First, I think you need a way to define 'ethics' and 'morals', with a
'ontology' and a 'epistemology' to derive a metaphysic for the system (and for
my $.02, aesthetics arises from here). Until we can have a bit of rigor
surrounding this, it's a challenge to discuss ethics in the context of an AI,
and AI in the context of the metaphysical stance it takes towards the world.

To quickly illustrate - comments below discuss encoding race or gender bias
(for example). I think this is a metaphysical problem (application of Wisdom
to determine correct action) that we mistake for an epistemic issue (it came
from 'bad' encoding).

Next, after we get some rigor surrounding the ethical stances you consider
'good' vs. 'bad' in the context of a metaphysic - you have to consider 'who'
is using the system unethically.

Unless you have clarity here, it becomes extremely easy to befuddle, confuse,
or mislead (innocently or not) questions regarding 'who'.

\- Who can answer for the 'Scope' or strategic context (CEO, Board of
Directors, General Staff, Politburo, etc.)

\- Who in 'Organizational Concepts' or 'Planning' (Division Management,
Program Management, Field commanders, etc)

\- Who in 'Architecture' or 'Schematic' (Project Management, Solution
Architecture, Company commanders, etc)

\- Who in 'Engineering' or 'Blueprints' (Team Leaders, Chief Engineers, NCO's,
etc.)

\- Who in 'Tools' or 'Config' (Individual contributors, Programmers, Soldiers,
etc.)

that constructed the AI.

Then you need to ask which person, group, or combination (none dare call it
conspiracy!) of these actors used the system in an unethical manner? Might
'enabled for use' be culpable as well - and is that a programmer, or an
executive, or both?

What I'm getting at here, is that there is both a lack of rigor in such
questions (in general in this entire area - it's not like it is your fault), a
challenge in defining ethical stances in context (which I argue requires a
metaphysic), and a lack of clarity in understanding how such systems come to
creation ('who' is only one interrogative that needs to be answered, after
all).

I would say that until and unless we have some sort of structure and standard
to answer these questions, it might be beside the point to even ask...

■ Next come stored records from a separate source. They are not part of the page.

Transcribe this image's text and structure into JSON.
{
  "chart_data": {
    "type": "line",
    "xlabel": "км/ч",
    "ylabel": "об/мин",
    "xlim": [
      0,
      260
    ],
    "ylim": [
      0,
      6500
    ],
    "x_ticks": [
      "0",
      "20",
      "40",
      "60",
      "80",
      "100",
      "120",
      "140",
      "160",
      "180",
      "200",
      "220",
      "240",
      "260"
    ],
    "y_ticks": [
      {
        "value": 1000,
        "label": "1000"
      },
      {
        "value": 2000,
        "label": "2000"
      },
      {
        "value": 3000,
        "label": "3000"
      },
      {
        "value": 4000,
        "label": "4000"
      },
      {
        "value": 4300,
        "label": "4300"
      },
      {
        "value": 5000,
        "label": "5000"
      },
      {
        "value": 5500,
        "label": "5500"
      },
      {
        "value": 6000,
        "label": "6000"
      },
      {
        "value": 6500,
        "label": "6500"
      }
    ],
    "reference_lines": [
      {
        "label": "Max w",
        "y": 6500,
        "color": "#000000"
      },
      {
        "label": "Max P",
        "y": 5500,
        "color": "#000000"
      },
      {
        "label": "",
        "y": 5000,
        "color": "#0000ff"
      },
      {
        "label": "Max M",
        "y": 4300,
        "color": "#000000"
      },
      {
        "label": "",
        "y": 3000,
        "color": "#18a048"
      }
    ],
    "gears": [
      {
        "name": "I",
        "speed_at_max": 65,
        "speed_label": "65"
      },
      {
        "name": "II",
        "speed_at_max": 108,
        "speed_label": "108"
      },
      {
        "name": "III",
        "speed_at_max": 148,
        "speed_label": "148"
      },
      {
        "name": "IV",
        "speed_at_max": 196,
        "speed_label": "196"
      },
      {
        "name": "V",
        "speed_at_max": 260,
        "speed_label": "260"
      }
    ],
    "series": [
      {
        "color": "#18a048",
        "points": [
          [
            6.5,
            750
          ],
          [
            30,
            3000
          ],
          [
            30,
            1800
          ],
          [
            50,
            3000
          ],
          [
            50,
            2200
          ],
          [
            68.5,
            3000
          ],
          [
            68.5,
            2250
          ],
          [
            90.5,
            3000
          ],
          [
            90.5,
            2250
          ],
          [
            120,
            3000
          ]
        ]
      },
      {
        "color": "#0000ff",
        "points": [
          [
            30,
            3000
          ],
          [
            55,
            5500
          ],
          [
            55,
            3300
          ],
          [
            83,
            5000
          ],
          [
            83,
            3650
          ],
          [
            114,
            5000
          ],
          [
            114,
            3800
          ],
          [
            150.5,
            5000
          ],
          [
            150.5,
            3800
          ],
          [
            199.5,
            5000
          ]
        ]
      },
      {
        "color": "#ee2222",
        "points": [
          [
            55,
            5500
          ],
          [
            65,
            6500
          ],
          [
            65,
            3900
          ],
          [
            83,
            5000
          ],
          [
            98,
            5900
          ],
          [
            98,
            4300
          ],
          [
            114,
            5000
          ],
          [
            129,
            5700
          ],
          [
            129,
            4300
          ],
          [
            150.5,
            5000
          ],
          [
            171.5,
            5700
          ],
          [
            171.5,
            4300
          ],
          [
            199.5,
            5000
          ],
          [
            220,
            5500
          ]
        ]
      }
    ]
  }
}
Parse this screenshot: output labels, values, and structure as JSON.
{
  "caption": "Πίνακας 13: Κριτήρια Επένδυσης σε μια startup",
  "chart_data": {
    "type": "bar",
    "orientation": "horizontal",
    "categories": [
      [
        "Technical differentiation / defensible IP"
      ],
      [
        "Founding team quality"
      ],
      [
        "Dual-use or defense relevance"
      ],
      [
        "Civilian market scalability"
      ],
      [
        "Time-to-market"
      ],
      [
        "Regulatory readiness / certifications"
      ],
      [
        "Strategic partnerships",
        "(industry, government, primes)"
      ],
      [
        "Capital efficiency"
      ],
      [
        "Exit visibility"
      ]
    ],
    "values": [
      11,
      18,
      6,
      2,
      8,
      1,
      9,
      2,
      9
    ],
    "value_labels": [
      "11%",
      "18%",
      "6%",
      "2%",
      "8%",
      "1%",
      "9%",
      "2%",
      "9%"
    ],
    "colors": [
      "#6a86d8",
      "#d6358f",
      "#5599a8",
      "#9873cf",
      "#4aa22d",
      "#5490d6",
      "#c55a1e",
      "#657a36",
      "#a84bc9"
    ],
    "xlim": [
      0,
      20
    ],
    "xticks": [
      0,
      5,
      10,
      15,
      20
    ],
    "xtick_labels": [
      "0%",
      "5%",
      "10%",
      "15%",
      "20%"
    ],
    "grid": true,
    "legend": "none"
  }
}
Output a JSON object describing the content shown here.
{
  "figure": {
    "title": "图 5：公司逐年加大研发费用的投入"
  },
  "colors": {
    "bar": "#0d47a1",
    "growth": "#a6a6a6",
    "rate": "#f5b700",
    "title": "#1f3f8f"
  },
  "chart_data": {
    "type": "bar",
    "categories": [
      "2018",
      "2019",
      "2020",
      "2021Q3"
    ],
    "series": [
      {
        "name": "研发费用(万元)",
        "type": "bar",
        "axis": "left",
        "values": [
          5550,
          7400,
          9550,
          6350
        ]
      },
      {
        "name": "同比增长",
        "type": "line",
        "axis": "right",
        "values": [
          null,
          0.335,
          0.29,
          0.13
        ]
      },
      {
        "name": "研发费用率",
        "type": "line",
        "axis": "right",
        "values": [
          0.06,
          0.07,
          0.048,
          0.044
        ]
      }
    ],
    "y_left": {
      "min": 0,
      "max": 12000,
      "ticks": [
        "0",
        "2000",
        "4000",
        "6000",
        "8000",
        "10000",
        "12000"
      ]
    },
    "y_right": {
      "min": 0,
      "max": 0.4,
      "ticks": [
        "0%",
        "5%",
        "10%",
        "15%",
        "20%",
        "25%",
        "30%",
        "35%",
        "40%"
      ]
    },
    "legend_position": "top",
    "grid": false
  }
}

And not being able to ask leads us to some uncomfortable near-term
consequences. If someone does use such a system unethically - how can our
system of retributive justice determine the particulars of who to hold
accountable, what went wrong, how it was accomplished (in a manner hopefully
understandable by lawmakers, government/corporate/organizational leadership,
other implementers, and one would think - the victims), understand why it
could be used this way, and if it could happen again - just for starters.

The sum total of ignorance surrounding such a question points to a serious
problem in how society overall - and then down to the individuals creating and
using such tech - is dealing (or rather, not dealing) with this vital issue.
We need to start talking along these lines in order to stake out the playing
field for everyone _NOW_ , so we actually might have time to address these
things, before the alien pops right up and runs across the kitchen table.